Joint Perception and Prediction for Autonomous Driving: A Survey

from arxiv, 24 pages, 5 sections, 7 figures, 7 tables. This work has been submitted to the IEEE Transactions on Intelligent Transportation Systems for possible publication

Perception and prediction modules are critical components of autonomous driving systems, enabling vehicles to navigate safely through complex environments. The perception module is responsible for perceiving the environment, including static and dynamic objects, while the prediction module is responsible for predicting the future behavior of these objects. These modules are typically divided into three tasks: object detection, object tracking, and motion prediction. Traditionally, these tasks are developed and optimized independently, with outputs passed sequentially from one to the next. However, this approach has significant limitations: computational resources are not shared across tasks, the lack of joint optimization can amplify errors as they propagate throughout the pipeline, and uncertainty is rarely propagated between modules, resulting in significant information loss. To address these challenges, the joint perception and prediction paradigm has emerged, integrating perception and prediction into a unified model through multi-task learning. This strategy not only overcomes the limitations of previous methods, but also enables the three tasks to have direct access to raw sensor data, allowing richer and more nuanced environmental interpretations. This paper presents the first comprehensive survey of joint perception and prediction for autonomous driving. We propose a taxonomy that categorizes approaches based on input representation, scene context modeling, and output representation, highlighting their contributions and limitations. Additionally, we present a qualitative analysis and quantitative comparison of existing methods. Finally, we discuss future research directions based on identified gaps in the state-of-the-art.

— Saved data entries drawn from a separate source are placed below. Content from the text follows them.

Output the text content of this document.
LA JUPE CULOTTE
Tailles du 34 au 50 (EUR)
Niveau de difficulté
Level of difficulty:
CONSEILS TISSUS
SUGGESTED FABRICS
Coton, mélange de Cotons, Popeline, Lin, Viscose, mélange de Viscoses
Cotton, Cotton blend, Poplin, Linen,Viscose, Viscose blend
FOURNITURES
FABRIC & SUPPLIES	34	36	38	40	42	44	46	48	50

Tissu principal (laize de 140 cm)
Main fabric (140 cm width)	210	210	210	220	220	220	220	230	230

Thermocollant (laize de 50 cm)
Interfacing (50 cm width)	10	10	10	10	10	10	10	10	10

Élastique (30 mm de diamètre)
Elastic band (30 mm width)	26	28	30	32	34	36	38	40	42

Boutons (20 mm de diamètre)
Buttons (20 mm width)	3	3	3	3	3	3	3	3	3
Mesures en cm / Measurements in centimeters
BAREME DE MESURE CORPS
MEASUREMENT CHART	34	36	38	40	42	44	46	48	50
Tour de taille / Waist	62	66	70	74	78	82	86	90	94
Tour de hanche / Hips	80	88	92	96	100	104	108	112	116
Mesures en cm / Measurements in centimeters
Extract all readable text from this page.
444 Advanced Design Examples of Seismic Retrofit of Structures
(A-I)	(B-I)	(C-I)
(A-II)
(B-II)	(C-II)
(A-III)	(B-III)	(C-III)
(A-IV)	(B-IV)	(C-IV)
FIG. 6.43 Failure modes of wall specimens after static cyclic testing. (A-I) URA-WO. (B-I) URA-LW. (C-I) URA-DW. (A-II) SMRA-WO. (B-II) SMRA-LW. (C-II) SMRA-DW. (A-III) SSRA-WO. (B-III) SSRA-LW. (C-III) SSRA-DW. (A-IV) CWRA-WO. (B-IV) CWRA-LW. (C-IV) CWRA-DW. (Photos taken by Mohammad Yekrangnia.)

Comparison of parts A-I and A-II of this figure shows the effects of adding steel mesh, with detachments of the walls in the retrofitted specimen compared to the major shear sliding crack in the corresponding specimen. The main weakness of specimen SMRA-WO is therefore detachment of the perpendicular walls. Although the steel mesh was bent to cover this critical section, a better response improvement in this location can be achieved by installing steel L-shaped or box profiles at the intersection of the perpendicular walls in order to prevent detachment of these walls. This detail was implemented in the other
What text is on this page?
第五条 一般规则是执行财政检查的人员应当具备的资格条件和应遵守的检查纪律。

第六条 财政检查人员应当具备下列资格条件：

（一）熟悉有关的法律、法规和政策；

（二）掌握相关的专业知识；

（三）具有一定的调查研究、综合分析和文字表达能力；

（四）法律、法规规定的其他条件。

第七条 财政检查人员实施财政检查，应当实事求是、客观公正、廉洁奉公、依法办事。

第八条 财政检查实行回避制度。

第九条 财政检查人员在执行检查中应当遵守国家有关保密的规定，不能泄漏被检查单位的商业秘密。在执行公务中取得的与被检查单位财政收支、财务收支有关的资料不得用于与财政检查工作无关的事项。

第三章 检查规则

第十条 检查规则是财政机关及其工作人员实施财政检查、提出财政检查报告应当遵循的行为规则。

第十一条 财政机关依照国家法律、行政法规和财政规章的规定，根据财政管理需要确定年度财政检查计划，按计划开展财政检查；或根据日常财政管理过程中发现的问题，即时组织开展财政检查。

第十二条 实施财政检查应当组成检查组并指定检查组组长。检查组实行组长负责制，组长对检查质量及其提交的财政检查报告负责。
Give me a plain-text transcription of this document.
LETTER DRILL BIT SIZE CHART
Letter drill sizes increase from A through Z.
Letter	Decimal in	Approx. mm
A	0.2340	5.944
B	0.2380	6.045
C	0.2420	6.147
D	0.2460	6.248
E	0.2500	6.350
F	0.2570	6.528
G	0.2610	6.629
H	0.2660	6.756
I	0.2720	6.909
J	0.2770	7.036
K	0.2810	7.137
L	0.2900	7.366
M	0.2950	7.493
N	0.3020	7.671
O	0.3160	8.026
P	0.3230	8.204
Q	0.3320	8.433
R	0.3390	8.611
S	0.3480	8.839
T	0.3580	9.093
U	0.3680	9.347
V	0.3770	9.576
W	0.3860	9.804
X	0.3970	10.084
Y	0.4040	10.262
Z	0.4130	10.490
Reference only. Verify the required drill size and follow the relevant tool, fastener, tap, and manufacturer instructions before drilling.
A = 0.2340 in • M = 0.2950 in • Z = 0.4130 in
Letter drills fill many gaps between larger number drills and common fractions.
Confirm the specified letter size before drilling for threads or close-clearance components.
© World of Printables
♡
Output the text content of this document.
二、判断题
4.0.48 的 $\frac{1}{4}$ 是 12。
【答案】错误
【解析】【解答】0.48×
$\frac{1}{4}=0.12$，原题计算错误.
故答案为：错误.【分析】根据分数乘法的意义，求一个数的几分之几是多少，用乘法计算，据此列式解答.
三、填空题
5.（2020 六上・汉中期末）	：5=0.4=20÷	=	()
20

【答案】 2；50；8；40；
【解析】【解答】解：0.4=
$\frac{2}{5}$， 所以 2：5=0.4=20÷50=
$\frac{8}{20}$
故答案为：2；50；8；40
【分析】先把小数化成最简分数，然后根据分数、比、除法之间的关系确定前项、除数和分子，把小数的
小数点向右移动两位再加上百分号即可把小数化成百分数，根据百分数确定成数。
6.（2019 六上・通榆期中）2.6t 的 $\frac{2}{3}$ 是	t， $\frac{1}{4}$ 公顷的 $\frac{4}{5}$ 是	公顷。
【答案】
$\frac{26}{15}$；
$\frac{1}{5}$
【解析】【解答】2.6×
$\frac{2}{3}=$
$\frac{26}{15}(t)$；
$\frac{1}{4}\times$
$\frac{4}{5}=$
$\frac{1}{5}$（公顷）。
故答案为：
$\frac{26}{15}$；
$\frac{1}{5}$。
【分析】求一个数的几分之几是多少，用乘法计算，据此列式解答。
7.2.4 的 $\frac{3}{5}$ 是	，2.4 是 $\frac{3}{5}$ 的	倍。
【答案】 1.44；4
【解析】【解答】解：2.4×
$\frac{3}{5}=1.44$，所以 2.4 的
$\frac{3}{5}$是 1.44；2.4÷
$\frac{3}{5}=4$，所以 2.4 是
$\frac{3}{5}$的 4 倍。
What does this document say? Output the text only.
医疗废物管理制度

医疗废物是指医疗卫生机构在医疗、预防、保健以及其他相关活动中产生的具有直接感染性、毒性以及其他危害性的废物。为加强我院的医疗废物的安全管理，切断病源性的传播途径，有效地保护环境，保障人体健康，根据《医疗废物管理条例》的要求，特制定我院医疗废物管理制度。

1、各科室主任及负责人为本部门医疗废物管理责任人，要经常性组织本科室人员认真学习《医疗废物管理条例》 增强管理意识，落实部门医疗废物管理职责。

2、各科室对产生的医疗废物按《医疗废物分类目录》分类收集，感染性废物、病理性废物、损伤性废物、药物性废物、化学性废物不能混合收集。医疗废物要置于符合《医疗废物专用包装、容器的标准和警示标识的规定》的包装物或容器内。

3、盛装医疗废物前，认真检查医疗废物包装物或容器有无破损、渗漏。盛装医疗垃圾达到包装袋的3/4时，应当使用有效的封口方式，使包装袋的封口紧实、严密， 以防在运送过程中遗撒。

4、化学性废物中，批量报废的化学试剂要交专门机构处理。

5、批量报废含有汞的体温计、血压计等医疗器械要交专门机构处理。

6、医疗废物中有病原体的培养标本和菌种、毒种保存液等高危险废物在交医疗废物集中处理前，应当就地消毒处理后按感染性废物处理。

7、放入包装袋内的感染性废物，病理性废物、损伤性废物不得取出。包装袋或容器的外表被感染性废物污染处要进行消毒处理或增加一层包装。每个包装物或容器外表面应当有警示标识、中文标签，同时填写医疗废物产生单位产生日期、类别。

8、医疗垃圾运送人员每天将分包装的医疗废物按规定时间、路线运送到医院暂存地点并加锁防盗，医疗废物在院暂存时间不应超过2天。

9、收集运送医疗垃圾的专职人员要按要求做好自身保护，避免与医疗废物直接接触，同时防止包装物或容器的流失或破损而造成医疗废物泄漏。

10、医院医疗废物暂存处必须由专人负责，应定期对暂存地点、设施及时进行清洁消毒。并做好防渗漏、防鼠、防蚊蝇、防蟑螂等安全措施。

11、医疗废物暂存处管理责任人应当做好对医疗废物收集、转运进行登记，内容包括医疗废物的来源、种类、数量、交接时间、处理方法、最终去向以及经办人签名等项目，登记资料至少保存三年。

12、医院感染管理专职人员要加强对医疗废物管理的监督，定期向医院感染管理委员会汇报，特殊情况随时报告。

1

翻译：感知与预测模块是自动驾驶系统的关键组成部分，使车辆能够在复杂环境中安全导航。感知模块负责感知环境，包括静态与动态物体；预测模块则负责预测这些物体的未来行为。这些模块通常分为三个任务：目标检测、目标跟踪与运动预测。传统上，这些任务被独立开发与优化，其输出在流水线中顺序传递。然而，这种方法存在显著局限：任务间无法共享计算资源；缺乏联合优化会使得误差在流水线传播过程中不断放大；不确定性极少在模块间传递，导致严重的信息损失。为应对这些挑战，联合感知与预测范式应运而生，其通过多任务学习将感知与预测整合至统一模型中。该策略不仅克服了传统方法的局限，还使三个任务能够直接访问原始传感器数据，从而实现对环境更丰富、更细致的解读。本文首次对自动驾驶领域的联合感知与预测研究进行全面综述。我们提出一种基于输入表征、场景上下文建模与输出表征的分类体系，系统梳理各类方法并阐明其贡献与局限。此外，我们对现有方法进行了定性分析与定量比较。最后，基于当前研究存在的不足，我们探讨了未来的研究方向。